Yo mama jokes have entertained African-Americans for generations. It has only been within the last twenty years that this form of comedic entertainment has found its way into the mainstream and come to the attention of those outside the African-American community. This is largely attributed to one Las Vegas entertainer – George Wallace. This Atlanta-based comedian sparred with his on-air nemesis, Jay Anthony Brown, of Columbia, South Carolina, for years on the Tom Joyner Morning Show, exchanging barbs and entertaining listeners with a barrage of yo mama jokes. Morning commuters were stopped dead in their tracks, gasping for breath as the two went at each other with unbridled bravado, hurling mama jokes back and forth reminiscent of many neighborhood verbal battles of the 1960s and 1970s and before.
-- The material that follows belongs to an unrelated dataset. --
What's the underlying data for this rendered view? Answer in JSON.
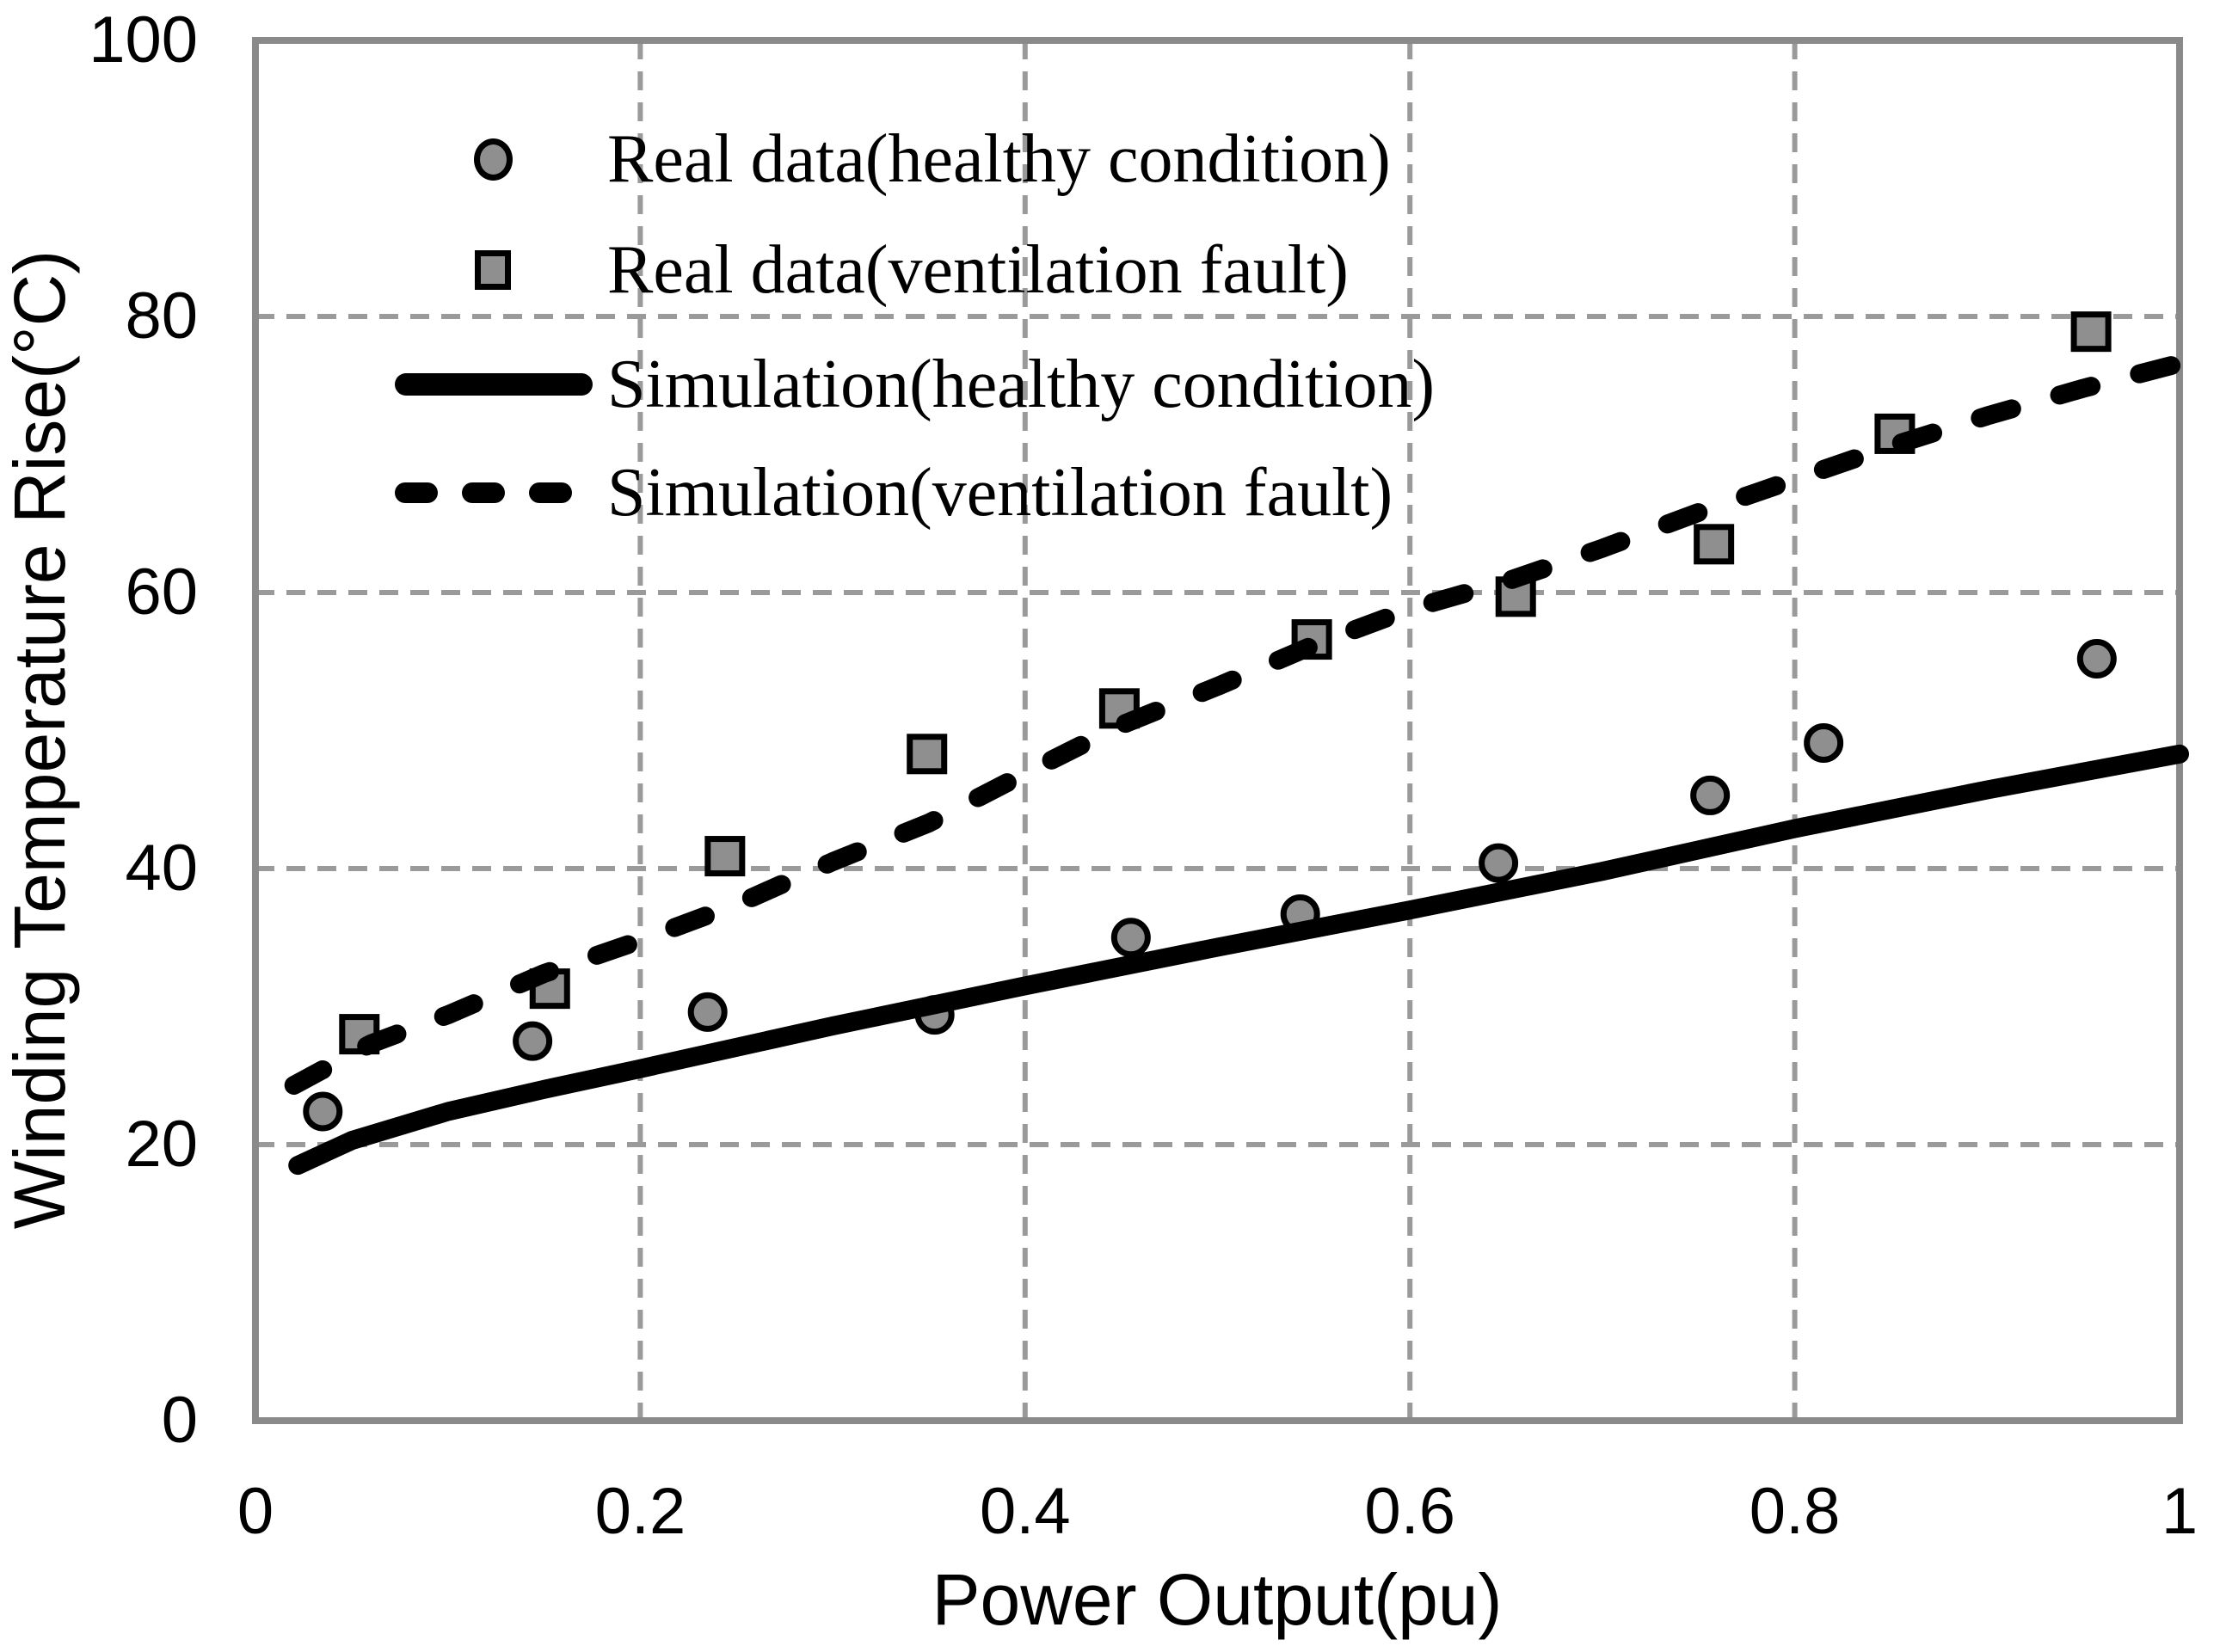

Their oratorical skirmishes were not only entertaining, they were enlightening. Tom Joyner’s audience, while mostly African-American has always been homogenized, made up of a unique blend of Caucasian, Hispanic, African-American and every ethnic group that calls the United States home. With the advent of internet radio, the Tom Joyner Morning Show found an international audience, and George and Jay’s yo mama jokes travelled around the world via the internet with the rest of the show. American soldiers stationed in far reaches around the globe were able to listen in as Jay sat in the studio and quipped about Mrs. Wide Load Wallace and George shot back from his Las Vegas perch with side splitting comebacks about Jay’s mama and her shortcomings.

George Wallace and Jay Anthony Brown were, by far, not even close to inventing the yo mama joke, but they are to be credited with bringing the genre to the forefront in America as well as the rest of the world.